Here's the pic Asus sent me back. I don't recall these pins being bent when I sent it out. More importantly they aren't touching any other pins so they are a non issue. What this means is Asus hasn't even tested my board, just done a cursory visual inspection. I've been building PC's since the days of 50 pin SCSI, I can handle a few bent pins. What I can't handle is something obviously being faulty and/or a fire hazard. No response from Asus as yet today. I disputed their repair yesterday. I mean over $700 to repair two bent pins and not address the memory issue is just ridiculous IMO.

911gt3 wrote:
Here's the pic Asus sent me back. I don't recall these pins being bent when I sent it out. More importantly they aren't touching any other pins so they are a non issue. What this means is Asus hasn't even tested my board, just done a cursory visual inspection. I've been building PC's since the days of 50 pin SCSI, I can handle a few bent pins. What I can't handle is something obviously being faulty and/or a fire hazard. No response from Asus as yet today. I disputed their repair yesterday.
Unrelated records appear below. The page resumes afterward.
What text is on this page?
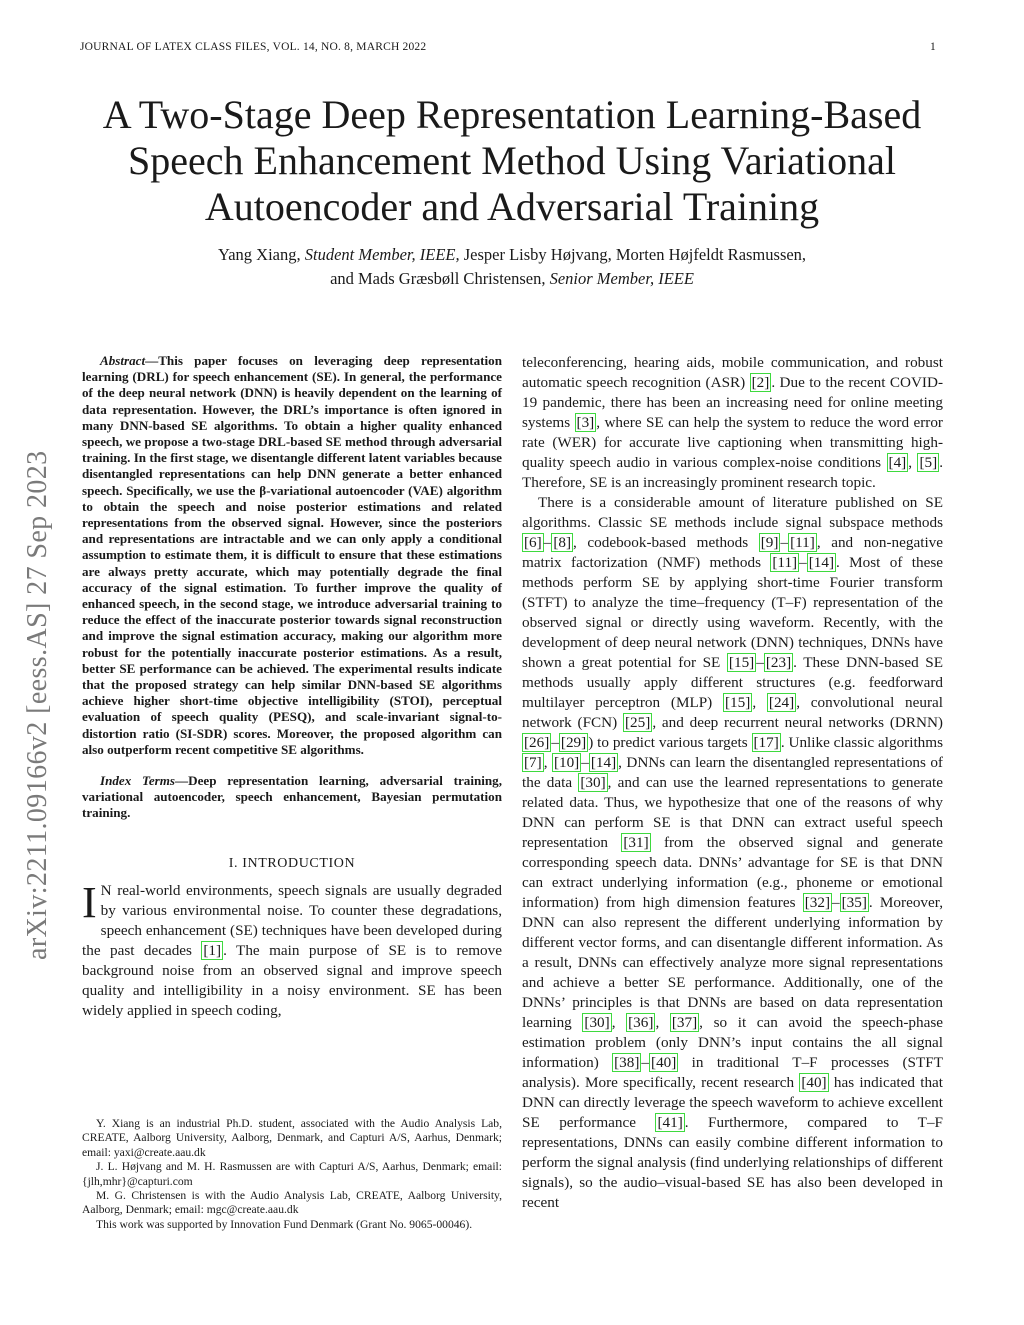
JOURNAL OF LATEX CLASS FILES, VOL. 14, NO. 8, MARCH 2022	1
A Two-Stage Deep Representation Learning-Based Speech Enhancement Method Using Variational Autoencoder and Adversarial Training
Yang Xiang, Student Member, IEEE, Jesper Lisby Højvang, Morten Højfeldt Rasmussen,
and Mads Græsbøll Christensen, Senior Member, IEEE
arXiv:2211.09166v2 [eess.AS] 27 Sep 2023

Abstract—This paper focuses on leveraging deep representation learning (DRL) for speech enhancement (SE). In general, the performance of the deep neural network (DNN) is heavily dependent on the learning of data representation. However, the DRL’s importance is often ignored in many DNN-based SE algorithms. To obtain a higher quality enhanced speech, we propose a two-stage DRL-based SE method through adversarial training. In the first stage, we disentangle different latent variables because disentangled representations can help DNN generate a better enhanced speech. Specifically, we use the β-variational autoencoder (VAE) algorithm to obtain the speech and noise posterior estimations and related representations from the observed signal. However, since the posteriors and representations are intractable and we can only apply a conditional assumption to estimate them, it is difficult to ensure that these estimations are always pretty accurate, which may potentially degrade the final accuracy of the signal estimation. To further improve the quality of enhanced speech, in the second stage, we introduce adversarial training to reduce the effect of the inaccurate posterior towards signal reconstruction and improve the signal estimation accuracy, making our algorithm more robust for the potentially inaccurate posterior estimations. As a result, better SE performance can be achieved. The experimental results indicate that the proposed strategy can help similar DNN-based SE algorithms achieve higher short-time objective intelligibility (STOI), perceptual evaluation of speech quality (PESQ), and scale-invariant signal-to-distortion ratio (SI-SDR) scores. Moreover, the proposed algorithm can also outperform recent competitive SE algorithms.

Index Terms—Deep representation learning, adversarial training, variational autoencoder, speech enhancement, Bayesian permutation training.

I. INTRODUCTION

I N real-world environments, speech signals are usually degraded by various environmental noise. To counter these degradations, speech enhancement (SE) techniques have been developed during the past decades [1] . The main purpose of SE is to remove background noise from an observed signal and improve speech quality and intelligibility in a noisy environment. SE has been widely applied in speech coding,

Y. Xiang is an industrial Ph.D. student, associated with the Audio Analysis Lab, CREATE, Aalborg University, Aalborg, Denmark, and Capturi A/S, Aarhus, Denmark; email: yaxi@create.aau.dk

J. L. Højvang and M. H. Rasmussen are with Capturi A/S, Aarhus, Denmark; email: {jlh,mhr}@capturi.com

M. G. Christensen is with the Audio Analysis Lab, CREATE, Aalborg University, Aalborg, Denmark; email: mgc@create.aau.dk

This work was supported by Innovation Fund Denmark (Grant No. 9065-00046).

teleconferencing, hearing aids, mobile communication, and robust automatic speech recognition (ASR) [2] . Due to the recent COVID-19 pandemic, there has been an increasing need for online meeting systems [3] , where SE can help the system to reduce the word error rate (WER) for accurate live captioning when transmitting high-quality speech audio in various complex-noise conditions [4] , [5] . Therefore, SE is an increasingly prominent research topic.

There is a considerable amount of literature published on SE algorithms. Classic SE methods include signal subspace methods [6] – [8] , codebook-based methods [9] – [11] , and non-negative matrix factorization (NMF) methods [11] – [14] . Most of these methods perform SE by applying short-time Fourier transform (STFT) to analyze the time–frequency (T–F) representation of the observed signal or directly using waveform. Recently, with the development of deep neural network (DNN) techniques, DNNs have shown a great potential for SE [15] – [23] . These DNN-based SE methods usually apply different structures (e.g. feedforward multilayer perceptron (MLP) [15] , [24] , convolutional neural network (FCN) [25] , and deep recurrent neural networks (DRNN) [26] – [29] ) to predict various targets [17] . Unlike classic algorithms [7] , [10] – [14] , DNNs can learn the disentangled representations of the data [30] , and can use the learned representations to generate related data. Thus, we hypothesize that one of the reasons of why DNN can perform SE is that DNN can extract useful speech representation [31] from the observed signal and generate corresponding speech data. DNNs’ advantage for SE is that DNN can extract underlying information (e.g., phoneme or emotional information) from high dimension features [32] – [35] . Moreover, DNN can also represent the different underlying information by different vector forms, and can disentangle different information. As a result, DNNs can effectively analyze more signal representations and achieve a better SE performance. Additionally, one of the DNNs’ principles is that DNNs are based on data representation learning [30] , [36] , [37] , so it can avoid the speech-phase estimation problem (only DNN’s input contains the all signal information) [38] – [40] in traditional T–F processes (STFT analysis). More specifically, recent research [40] has indicated that DNN can directly leverage the speech waveform to achieve excellent SE performance [41] . Furthermore, compared to T–F representations, DNNs can easily combine different information to perform the signal analysis (find underlying relationships of different signals), so the audio–visual-based SE has also been developed in recent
I mean over $700 to repair two bent pins and not address the memory issue is just ridiculous IMO.


I just got finished speaking with an ASUS agent about replacing my (unused) Hero motherboard and what gets me is their making me pay for the defective unit to be shipped to them for replacement, they won't even cover the cost for the shipping, so this essentially means the board costs me about $30 or so more than people will a non defective board, and this is on recall.
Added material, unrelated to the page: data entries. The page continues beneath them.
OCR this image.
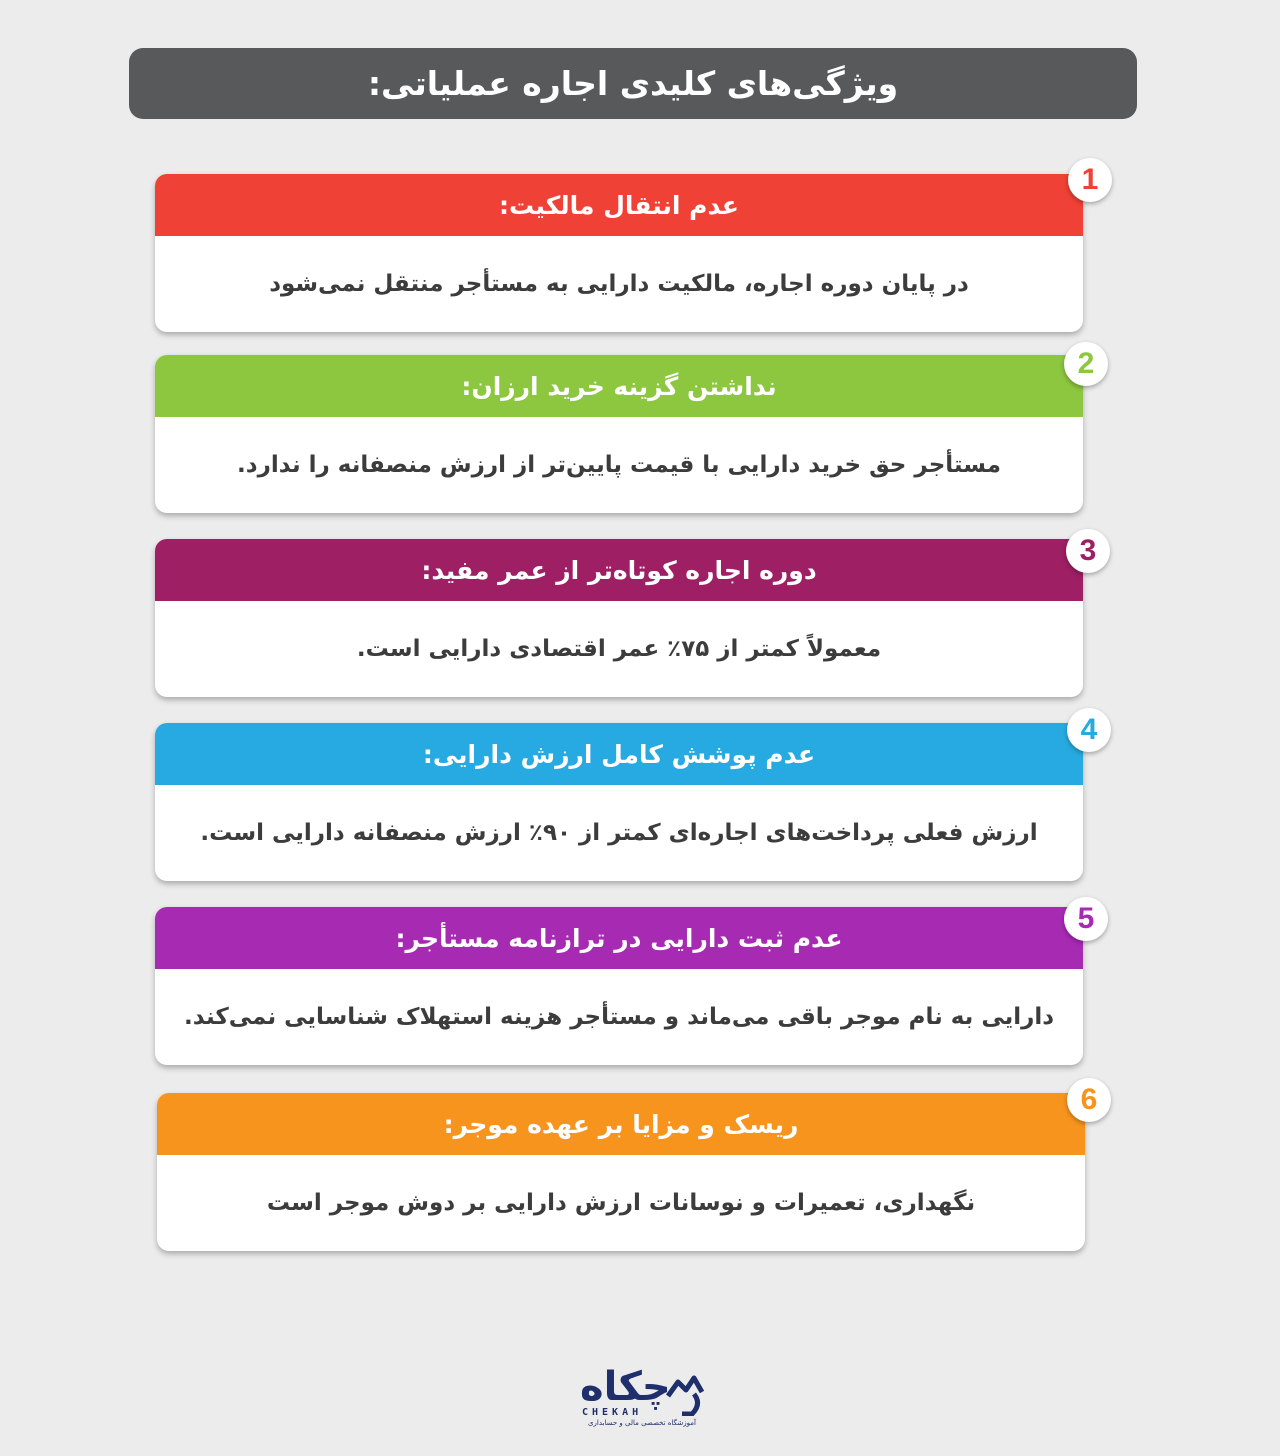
ویژگی‌های کلیدی اجاره عملیاتی:
عدم انتقال مالکیت:
در پایان دوره اجاره، مالکیت دارایی به مستأجر منتقل نمی‌شود
1
نداشتن گزینه خرید ارزان:
مستأجر حق خرید دارایی با قیمت پایین‌تر از ارزش منصفانه را ندارد.
2
دوره اجاره کوتاه‌تر از عمر مفید:
معمولاً کمتر از ۷۵٪ عمر اقتصادی دارایی است.
3
عدم پوشش کامل ارزش دارایی:
ارزش فعلی پرداخت‌های اجاره‌ای کمتر از ۹۰٪ ارزش منصفانه دارایی است.
4
عدم ثبت دارایی در ترازنامه مستأجر:
دارایی به نام موجر باقی می‌ماند و مستأجر هزینه استهلاک شناسایی نمی‌کند.
5
ریسک و مزایا بر عهده موجر:
نگهداری، تعمیرات و نوسانات ارزش دارایی بر دوش موجر است
6
چکاه
CHEKAH
آموزشگاه تخصصی مالی و حسابداری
P.S i live in Hawaii, so ya....things are pretty expensive to ship.

nytman7 wrote:
I just got finished speaking with an ASUS agent about replacing my (unused) Hero motherboard and what gets me is their making me pay for the defective unit to be shipped to them for replacement, they won't even cover the cost for the shipping, so this essentially means the board costs me about $30 or so more than people will a non defective board, and this is on recall.

P.S i live in Hawaii, so ya....things are pretty expensive to ship.


They were about to make me do that too until I hit up their chat support and I told them that it's like a $600 board, the least they could do was pay for shipping for their own manufacturing defect. The guy agreed and re-did my RMA request and sent me a FedEx shipping label as well as packing instructions. Trying hitting them up and explaining that.
| Intel Core i7 12700K @ 5.3 GHz | G.SKILL 2x16 GB DDR5 @ 6000 MHz CL36 | ASUS ROG MAXIMUS Z690 HERO | ASUS TUF Gaming GeForce RTX 3070 Ti OC Edition |

Brigman
Level 9
Guys, electronics engineer here. I have an MZ690H and a 12900K but still awaiting RAM.

I've had my board out and powered up today to investigate this - probing that area of the board with a scopemeter to see what's going on. I can confirm that the intended polarity of that capacitor immediately above the outer RAM slot should be with the stripe toward the outer side of the board and ARGB header - so on the right when looking at the board with the Q-Code display uppermost.

Luckily my own board seems to be a good one. Pending more from Asus, if you have a board with the capacitor stripe on the left/toward the VRM heatsink - as in @farnsworth41's pic immediately above, it might e a good idea to discontinue using it for the time being. If this is the problem, and it certainly looks like it is, then the boards will need a recall/replacement process.